Hospital Entrance Sign.

I am concerned that the Health and Care Bill (2021-22) represents a rushed, top-down reorganisation of our NHS.  It will fail to integrate health and social care, erode local accountability, and give powers to the Health Secretary to hand major contracts to the private sector without scrutiny.   My Labour colleagues and I voted against the Bill at second reading.

The Government says the Bill builds on the NHS’s own proposals for reform, aiming to make it less bureaucratic, more accountable, and more integrated.  Like many in the health sector, I agree with the objective of more integrated health and care services, but I am concerned that this is the wrong Bill at the wrong time.

This is a moment of great pressure on the NHS.  Yet there is nothing in the legislation to address the greatest challenges facing the NHS.  I believe that the Government’s focus must instead be on ensuring that services are appropriately staffed and have the resources they need.

There are widespread concerns that private sector involvement in NHS services has created a fragmented and marketised system.  The Health and Social Care Act 2012, which I have consistently opposed, introduced competitive tendering, forced privatisation and it prevents proper integration.
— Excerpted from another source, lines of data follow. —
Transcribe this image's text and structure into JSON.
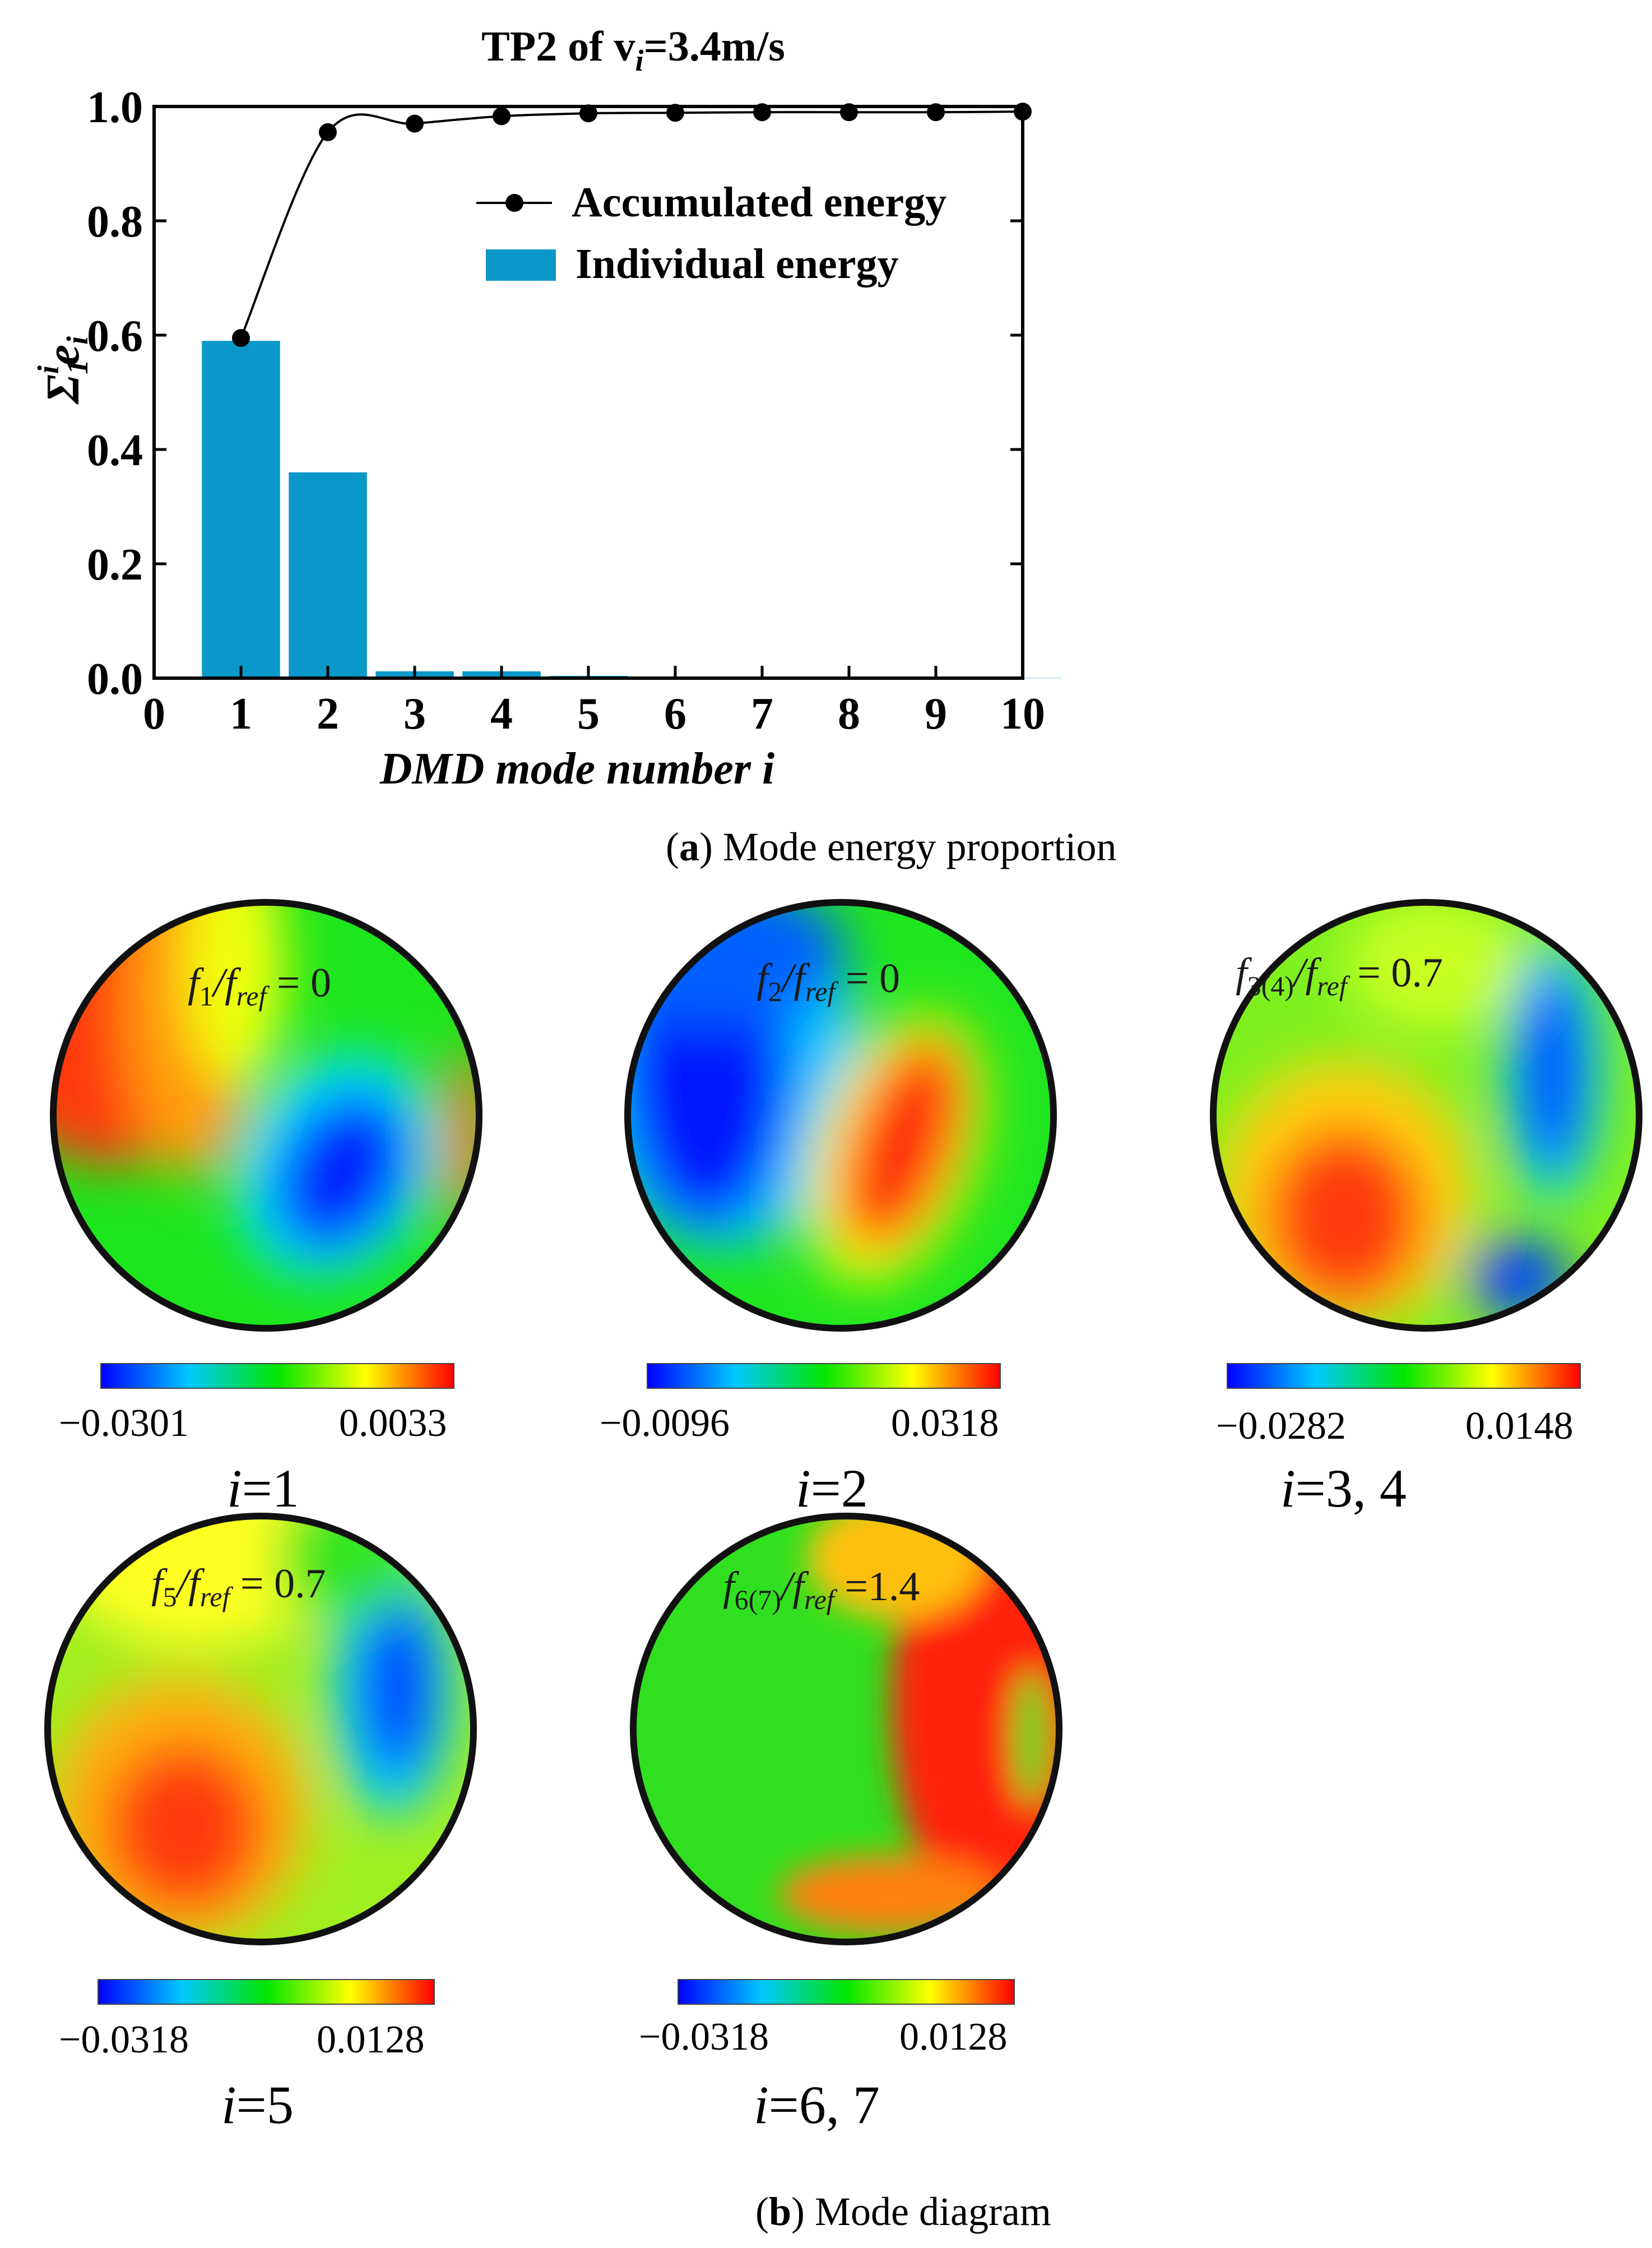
{
  "chart_data": {
    "type": "bar+line",
    "title": "TP2 of v",
    "title_sub": "i",
    "title_suffix": "=3.4m/s",
    "xlabel": "DMD mode number i",
    "ylabel_main": "Σ",
    "ylabel_sub": "1",
    "ylabel_sup": "i",
    "ylabel_e": "e",
    "ylabel_e_sub": "i",
    "xlim": [
      0,
      10
    ],
    "ylim": [
      0.0,
      1.0
    ],
    "x_ticks": [
      "0",
      "1",
      "2",
      "3",
      "4",
      "5",
      "6",
      "7",
      "8",
      "9",
      "10"
    ],
    "y_ticks": [
      "0.0",
      "0.2",
      "0.4",
      "0.6",
      "0.8",
      "1.0"
    ],
    "reference_line": 1.0,
    "categories": [
      1,
      2,
      3,
      4,
      5,
      6,
      7,
      8,
      9,
      10
    ],
    "series": [
      {
        "name": "Individual energy",
        "type": "bar",
        "color": "#0a98c9",
        "values": [
          0.59,
          0.36,
          0.012,
          0.012,
          0.004,
          0.001,
          0.001,
          0.0005,
          0.0005,
          0.0005
        ]
      },
      {
        "name": "Accumulated energy",
        "type": "line",
        "color": "#000000",
        "values": [
          0.595,
          0.955,
          0.97,
          0.983,
          0.988,
          0.989,
          0.99,
          0.99,
          0.99,
          0.991
        ]
      }
    ],
    "legend": [
      "Accumulated energy",
      "Individual energy"
    ],
    "legend_position": "top-right"
  },
  "caption_a": {
    "letter": "a",
    "text": ") Mode energy proportion",
    "open": "("
  },
  "caption_b": {
    "letter": "b",
    "text": ") Mode diagram",
    "open": "("
  },
  "modes": [
    {
      "freq_f": "f",
      "freq_sub": "1",
      "freq_rest": "/f",
      "freq_ref": "ref",
      "freq_val": " = 0",
      "min": "−0.0301",
      "max": "0.0033",
      "i_label": "i",
      "i_value": "=1"
    },
    {
      "freq_f": "f",
      "freq_sub": "2",
      "freq_rest": "/f",
      "freq_ref": "ref",
      "freq_val": " = 0",
      "min": "−0.0096",
      "max": "0.0318",
      "i_label": "i",
      "i_value": "=2"
    },
    {
      "freq_f": "f",
      "freq_sub": "3(4)",
      "freq_rest": "/f",
      "freq_ref": "ref",
      "freq_val": " = 0.7",
      "min": "−0.0282",
      "max": "0.0148",
      "i_label": "i",
      "i_value": "=3, 4"
    },
    {
      "freq_f": "f",
      "freq_sub": "5",
      "freq_rest": "/f",
      "freq_ref": "ref",
      "freq_val": " = 0.7",
      "min": "−0.0318",
      "max": "0.0128",
      "i_label": "i",
      "i_value": "=5"
    },
    {
      "freq_f": "f",
      "freq_sub": "6(7)",
      "freq_rest": "/f",
      "freq_ref": "ref",
      "freq_val": " =1.4",
      "min": "−0.0318",
      "max": "0.0128",
      "i_label": "i",
      "i_value": "=6, 7"
    }
  ],
  "colors": {
    "bar": "#0a98c9",
    "ref_line": "#3aa67a",
    "colormap": [
      "#0000ff",
      "#00c8ff",
      "#00e600",
      "#ffff00",
      "#ff0000"
    ]
  }
}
Instead of this being a simple Bill to end competition and foster local collaboration, I am concerned that it may allow further outsourcing by permitting the private sector to sit on local boards.  Furthermore, it does not reinstate the NHS as the default provider of services.

I am pleased that the Opposition is seeking to amend the Bill to remove any possibility that private, profit-motivated firms can have any role on the boards of the new Integrated Care Systems (ICS).

During the Committee Stage of the Bill, the Health Minister conceded these concerns and said that the Government will bring forward an amendment to protect the independence of ICS boards by preventing individuals with interests in private healthcare from sitting on them.  The Opposition will continue to press Ministers on this concession as the Bill progresses and ensure that the amendment is fit for purpose.

I am committed to upholding the NHS’s founding principles as a comprehensive, integrated, and public NHS that is there for all of us when we need it.  I will continue to resist any plans to allow further privatisation and oppose the existing privatisation that was introduced by the Health and Social Care Act 2012.